The discussion at COP29 focused on innovative financial mechanisms to combat climate change, particularly through taxation. The Global Solidarity Levies Task Force presented a framework to impose taxes on high-polluting sectors, notably cryptocurrencies and plastics, to generate substantial funding for climate solutions. This approach aims to support vulnerable economies and ensure that funding mechanisms for climate change are structured, fair, and impactful. By doing so, the task force hopes to alleviate the financial burden on developing nations and enhance global climate resilience.

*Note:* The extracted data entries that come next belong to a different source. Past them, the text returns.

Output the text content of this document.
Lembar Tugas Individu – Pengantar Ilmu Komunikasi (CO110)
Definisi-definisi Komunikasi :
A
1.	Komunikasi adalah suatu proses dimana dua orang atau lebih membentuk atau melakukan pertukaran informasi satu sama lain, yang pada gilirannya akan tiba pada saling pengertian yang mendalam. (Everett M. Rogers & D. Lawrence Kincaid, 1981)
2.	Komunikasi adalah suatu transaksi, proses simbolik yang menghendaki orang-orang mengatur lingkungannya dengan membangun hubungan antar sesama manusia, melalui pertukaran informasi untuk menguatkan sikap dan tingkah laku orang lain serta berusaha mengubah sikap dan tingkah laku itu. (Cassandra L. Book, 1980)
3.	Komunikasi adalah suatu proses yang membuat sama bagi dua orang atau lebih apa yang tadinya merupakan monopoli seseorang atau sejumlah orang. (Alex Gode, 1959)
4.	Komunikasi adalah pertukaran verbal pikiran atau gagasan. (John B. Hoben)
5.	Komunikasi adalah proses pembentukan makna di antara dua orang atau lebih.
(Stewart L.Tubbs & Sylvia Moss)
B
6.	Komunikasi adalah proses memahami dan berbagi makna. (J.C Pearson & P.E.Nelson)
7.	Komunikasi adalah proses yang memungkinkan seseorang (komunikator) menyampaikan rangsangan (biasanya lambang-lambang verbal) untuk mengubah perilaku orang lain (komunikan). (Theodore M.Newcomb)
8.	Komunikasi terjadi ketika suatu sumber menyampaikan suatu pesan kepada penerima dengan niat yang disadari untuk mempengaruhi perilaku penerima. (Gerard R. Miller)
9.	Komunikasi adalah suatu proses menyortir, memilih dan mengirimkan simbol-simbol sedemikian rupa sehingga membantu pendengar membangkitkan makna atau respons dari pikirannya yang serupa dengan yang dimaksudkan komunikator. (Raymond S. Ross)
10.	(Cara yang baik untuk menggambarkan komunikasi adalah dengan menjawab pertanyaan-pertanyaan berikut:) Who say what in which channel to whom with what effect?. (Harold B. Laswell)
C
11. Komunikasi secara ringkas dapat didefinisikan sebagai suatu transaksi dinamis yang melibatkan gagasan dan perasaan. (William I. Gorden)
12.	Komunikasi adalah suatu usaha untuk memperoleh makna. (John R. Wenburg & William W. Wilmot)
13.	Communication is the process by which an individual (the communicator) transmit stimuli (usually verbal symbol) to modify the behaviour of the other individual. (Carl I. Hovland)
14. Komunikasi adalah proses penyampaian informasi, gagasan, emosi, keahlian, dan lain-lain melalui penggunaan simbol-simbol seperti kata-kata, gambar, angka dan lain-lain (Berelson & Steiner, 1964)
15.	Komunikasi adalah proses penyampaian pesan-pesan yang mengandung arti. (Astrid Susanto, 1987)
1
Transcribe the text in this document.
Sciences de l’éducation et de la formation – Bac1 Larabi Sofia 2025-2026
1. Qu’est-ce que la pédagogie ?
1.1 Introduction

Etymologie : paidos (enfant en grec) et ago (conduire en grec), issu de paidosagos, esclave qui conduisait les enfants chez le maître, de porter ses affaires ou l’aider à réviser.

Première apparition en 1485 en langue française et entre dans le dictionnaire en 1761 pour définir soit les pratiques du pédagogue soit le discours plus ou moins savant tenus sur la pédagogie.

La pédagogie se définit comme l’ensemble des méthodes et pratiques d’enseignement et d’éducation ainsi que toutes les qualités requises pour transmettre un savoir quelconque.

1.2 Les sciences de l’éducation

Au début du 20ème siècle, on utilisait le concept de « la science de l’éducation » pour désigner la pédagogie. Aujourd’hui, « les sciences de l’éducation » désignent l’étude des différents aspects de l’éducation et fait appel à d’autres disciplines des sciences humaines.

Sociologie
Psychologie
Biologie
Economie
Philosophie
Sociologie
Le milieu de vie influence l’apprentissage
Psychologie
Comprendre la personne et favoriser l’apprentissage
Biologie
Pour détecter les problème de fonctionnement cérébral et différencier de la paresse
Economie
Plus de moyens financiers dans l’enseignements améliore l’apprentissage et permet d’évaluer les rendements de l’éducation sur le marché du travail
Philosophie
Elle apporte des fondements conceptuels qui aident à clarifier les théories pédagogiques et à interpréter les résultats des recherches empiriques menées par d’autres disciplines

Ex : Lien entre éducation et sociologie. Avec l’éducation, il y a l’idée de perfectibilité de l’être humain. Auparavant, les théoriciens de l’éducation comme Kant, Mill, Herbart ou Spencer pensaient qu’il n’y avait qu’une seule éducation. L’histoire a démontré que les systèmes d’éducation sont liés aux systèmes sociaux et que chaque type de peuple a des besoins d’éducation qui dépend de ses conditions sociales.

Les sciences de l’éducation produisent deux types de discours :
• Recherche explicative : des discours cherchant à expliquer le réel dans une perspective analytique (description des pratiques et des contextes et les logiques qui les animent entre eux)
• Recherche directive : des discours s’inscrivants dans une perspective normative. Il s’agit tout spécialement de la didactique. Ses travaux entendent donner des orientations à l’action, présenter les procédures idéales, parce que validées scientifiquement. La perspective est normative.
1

The discussions at COP29 underscore the critical need for innovative financing mechanisms to bolster climate action, particularly in developing regions. The proposed taxes on cryptocurrencies and plastics represent a strategic approach to raise substantial funds, potentially amounting to USD 41 billion annually. These measures could facilitate a transition towards sustainable economic practices while ensuring that climate finance becomes a systematic and fair part of international efforts to combat climate change. The overarching goal is to create resilient mechanisms that equitably distribute resources to those most affected by the climate crisis.

Original Source: www.ipsnews.net

Fatima Khan has dedicated her career to reporting on global affairs and cultural issues. With a Master's degree in International Relations, she spent several years working as a foreign correspondent in various conflict zones. Fatima's thorough understanding of global dynamics and her personal experiences give her a unique perspective that resonates with readers. Her work is characterized by a deep sense of empathy and an unwavering commitment to factual reporting.